I'm not saying it should be a substitute for improving and refining the
specification.  Of course we need to continue to work on that, and I'm
pleased to see the constructive feedback from this group so far.  We've
already incorporated some of those improvements recently and have just
published the 3rd public working draft.

What I meant was that the source-code in WebKit is strong proof that the
specification actually works in real implementations, addressing the use
cases for real-world audio applications.  Many developers have used the API
and have been able to create a wide range of games and applications
already.  Thus having the source-code available is a very good thing,
because it provides us with the confidence that we know how to create the
system that we're designing in the specification, and provides guidance for
improving the specification when put into the hands of real-world
developers.  No other alternative APIs or approach so far has come even
close to going through this critical process.



>
> Using emscripten would to port it would probably be a bad idea as for now
> it doesn't take advantage of the DSP API. Using the DSP API to write an
> audio framework would mainly be just writing an abstraction wrapper, the
> important functionality is already there, the library can just provide a
> meaningful way to use it.
>
>
>> I'm just trying to provide a simple-to-use, high-level audio API where
>> audio developers don't have to jump through hoops and where the JS calls
>> can be combined with other common JavaScript APIs that are available in the
>> main thread.  Is that such a bad thing?
>>
>
> No, it's not such a bad thing, absolutely not.
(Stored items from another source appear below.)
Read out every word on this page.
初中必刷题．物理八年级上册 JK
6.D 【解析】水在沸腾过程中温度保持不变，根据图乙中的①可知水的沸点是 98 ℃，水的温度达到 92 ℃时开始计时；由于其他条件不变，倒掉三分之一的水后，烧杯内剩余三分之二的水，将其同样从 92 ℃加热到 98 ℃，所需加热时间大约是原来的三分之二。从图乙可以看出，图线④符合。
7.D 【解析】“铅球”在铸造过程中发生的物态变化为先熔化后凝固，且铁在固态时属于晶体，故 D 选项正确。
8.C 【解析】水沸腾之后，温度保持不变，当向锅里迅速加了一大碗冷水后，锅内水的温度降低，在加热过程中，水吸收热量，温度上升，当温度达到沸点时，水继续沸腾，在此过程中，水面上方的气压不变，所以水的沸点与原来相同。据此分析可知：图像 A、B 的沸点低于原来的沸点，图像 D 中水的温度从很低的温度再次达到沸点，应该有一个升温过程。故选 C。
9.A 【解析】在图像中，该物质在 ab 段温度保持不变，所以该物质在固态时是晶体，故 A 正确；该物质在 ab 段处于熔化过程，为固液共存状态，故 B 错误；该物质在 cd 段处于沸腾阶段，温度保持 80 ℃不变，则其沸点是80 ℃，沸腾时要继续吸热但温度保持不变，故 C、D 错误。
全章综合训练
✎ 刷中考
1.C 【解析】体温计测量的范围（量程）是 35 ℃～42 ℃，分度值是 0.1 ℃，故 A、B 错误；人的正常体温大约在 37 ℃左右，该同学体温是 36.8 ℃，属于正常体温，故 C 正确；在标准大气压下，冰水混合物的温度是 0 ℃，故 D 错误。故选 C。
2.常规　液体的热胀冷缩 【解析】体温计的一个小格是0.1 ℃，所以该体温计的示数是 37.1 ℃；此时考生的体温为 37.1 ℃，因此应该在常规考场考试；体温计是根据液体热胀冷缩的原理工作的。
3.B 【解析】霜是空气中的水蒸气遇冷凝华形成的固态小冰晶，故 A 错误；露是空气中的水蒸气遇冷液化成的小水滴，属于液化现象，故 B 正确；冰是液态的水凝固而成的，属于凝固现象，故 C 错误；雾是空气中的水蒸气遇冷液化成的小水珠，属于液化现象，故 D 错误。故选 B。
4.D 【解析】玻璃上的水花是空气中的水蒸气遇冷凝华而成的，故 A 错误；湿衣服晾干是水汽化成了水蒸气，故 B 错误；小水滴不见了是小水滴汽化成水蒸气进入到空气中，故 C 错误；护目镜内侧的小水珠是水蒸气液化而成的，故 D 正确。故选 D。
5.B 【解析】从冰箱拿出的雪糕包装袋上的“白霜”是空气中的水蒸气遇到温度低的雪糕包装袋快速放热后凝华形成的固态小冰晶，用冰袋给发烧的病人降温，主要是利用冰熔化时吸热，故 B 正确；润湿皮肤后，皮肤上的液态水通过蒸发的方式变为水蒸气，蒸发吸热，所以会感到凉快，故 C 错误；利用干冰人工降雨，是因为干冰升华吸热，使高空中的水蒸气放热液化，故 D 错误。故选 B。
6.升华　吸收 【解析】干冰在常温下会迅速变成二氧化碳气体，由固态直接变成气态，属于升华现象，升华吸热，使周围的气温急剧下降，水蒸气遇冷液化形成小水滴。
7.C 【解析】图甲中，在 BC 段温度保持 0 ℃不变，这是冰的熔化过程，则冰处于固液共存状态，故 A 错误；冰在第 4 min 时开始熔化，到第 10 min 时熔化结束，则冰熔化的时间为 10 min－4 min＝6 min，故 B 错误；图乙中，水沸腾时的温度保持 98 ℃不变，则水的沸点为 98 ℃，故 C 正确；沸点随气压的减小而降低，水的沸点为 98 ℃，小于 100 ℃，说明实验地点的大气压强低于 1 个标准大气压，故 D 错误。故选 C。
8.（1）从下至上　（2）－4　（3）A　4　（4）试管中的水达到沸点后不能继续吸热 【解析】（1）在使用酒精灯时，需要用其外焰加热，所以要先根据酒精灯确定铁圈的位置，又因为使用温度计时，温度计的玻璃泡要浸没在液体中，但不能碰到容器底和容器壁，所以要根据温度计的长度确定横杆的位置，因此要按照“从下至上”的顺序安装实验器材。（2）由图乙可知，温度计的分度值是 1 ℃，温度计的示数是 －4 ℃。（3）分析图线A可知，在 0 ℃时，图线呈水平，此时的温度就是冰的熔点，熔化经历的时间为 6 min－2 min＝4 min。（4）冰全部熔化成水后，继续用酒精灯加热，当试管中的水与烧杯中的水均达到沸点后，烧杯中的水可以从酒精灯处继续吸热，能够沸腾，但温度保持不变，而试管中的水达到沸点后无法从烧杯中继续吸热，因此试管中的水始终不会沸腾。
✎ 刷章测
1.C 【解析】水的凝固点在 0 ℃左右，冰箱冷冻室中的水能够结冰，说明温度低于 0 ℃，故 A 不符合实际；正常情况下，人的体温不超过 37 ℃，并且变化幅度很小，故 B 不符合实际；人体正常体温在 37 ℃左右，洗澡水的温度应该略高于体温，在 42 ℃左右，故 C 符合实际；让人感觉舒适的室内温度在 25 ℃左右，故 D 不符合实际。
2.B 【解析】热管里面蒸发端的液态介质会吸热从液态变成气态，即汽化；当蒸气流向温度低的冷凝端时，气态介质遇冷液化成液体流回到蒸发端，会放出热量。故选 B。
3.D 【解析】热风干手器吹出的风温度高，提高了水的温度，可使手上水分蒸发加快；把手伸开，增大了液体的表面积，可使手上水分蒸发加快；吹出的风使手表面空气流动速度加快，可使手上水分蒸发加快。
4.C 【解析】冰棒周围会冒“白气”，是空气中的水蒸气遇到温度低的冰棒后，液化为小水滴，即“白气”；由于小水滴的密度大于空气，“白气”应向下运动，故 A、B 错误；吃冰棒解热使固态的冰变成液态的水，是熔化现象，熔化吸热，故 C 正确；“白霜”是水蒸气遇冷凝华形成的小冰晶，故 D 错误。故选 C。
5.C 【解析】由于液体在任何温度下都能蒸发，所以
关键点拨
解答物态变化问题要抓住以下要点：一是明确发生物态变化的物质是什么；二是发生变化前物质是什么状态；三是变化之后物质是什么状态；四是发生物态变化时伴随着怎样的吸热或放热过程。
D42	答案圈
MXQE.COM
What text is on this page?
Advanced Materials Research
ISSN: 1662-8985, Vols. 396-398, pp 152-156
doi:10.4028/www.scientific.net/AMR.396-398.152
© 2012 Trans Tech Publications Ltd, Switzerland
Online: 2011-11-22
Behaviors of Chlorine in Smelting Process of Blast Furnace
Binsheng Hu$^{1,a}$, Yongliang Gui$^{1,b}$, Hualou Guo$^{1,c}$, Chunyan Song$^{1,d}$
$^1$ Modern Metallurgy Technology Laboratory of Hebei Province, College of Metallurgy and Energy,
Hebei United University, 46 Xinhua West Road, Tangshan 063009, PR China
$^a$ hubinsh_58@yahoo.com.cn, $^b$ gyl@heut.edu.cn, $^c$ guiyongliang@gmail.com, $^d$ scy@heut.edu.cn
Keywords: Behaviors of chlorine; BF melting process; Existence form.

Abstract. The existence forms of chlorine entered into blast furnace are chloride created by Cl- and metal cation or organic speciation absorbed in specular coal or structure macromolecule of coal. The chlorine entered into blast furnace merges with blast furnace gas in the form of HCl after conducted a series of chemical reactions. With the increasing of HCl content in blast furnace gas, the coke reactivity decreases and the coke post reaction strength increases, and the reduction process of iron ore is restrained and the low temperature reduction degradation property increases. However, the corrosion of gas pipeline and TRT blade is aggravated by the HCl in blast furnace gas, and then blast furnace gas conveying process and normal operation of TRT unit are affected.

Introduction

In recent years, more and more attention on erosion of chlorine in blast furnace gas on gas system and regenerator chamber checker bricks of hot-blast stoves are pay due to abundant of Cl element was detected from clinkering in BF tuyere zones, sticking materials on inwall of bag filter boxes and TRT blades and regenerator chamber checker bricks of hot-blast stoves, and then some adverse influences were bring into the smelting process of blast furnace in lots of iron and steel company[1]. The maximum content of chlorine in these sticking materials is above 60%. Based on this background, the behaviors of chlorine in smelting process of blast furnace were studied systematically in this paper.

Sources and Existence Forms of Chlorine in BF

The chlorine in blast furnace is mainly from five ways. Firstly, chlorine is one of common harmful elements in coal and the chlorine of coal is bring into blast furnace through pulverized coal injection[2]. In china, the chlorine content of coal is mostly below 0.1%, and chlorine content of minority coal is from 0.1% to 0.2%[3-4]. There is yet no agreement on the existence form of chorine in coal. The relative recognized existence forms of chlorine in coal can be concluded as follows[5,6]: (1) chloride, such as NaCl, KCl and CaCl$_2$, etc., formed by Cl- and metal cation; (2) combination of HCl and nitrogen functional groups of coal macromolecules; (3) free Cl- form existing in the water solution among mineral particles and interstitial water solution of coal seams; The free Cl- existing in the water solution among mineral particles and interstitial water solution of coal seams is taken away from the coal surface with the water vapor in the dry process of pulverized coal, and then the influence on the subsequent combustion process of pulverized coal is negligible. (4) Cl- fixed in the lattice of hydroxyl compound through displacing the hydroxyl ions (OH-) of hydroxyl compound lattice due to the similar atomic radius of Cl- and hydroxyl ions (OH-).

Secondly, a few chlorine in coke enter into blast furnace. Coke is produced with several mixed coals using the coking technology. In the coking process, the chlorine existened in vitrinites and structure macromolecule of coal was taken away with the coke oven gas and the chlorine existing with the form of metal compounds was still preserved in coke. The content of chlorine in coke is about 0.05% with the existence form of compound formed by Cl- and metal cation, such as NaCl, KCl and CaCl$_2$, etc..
I just think that it isn't
> in its right place as a web standard proposal, because it doesn't fit the
> big picture of the web as a whole, as it's not built on existing features
> nor does it really give any room for future web standards to build on it,
> it's just a separate entity that provides a few joins to communicate with
> the platform. Now that's OK, were we designing a user library, indeed I'd
> much rather see it as a library/framework that was built on a more
> reusable&modular lower-level API.
>

Saying something like "doesn't fit the big picture of the web as a whole"
is such a matter of opinion.  I would have to disagree and say that people
are using the Web Audio API today along with: HTMLMediaElement,
MediaStream, canvas2D, WebGL, WebSockets, CSS animations, XHR2, File API,
the DOM, Gamepad API, etc. etc.




>
> Cheers,
> Jussi
>
Received on Thursday, 9 August 2012 18:51:06 UTC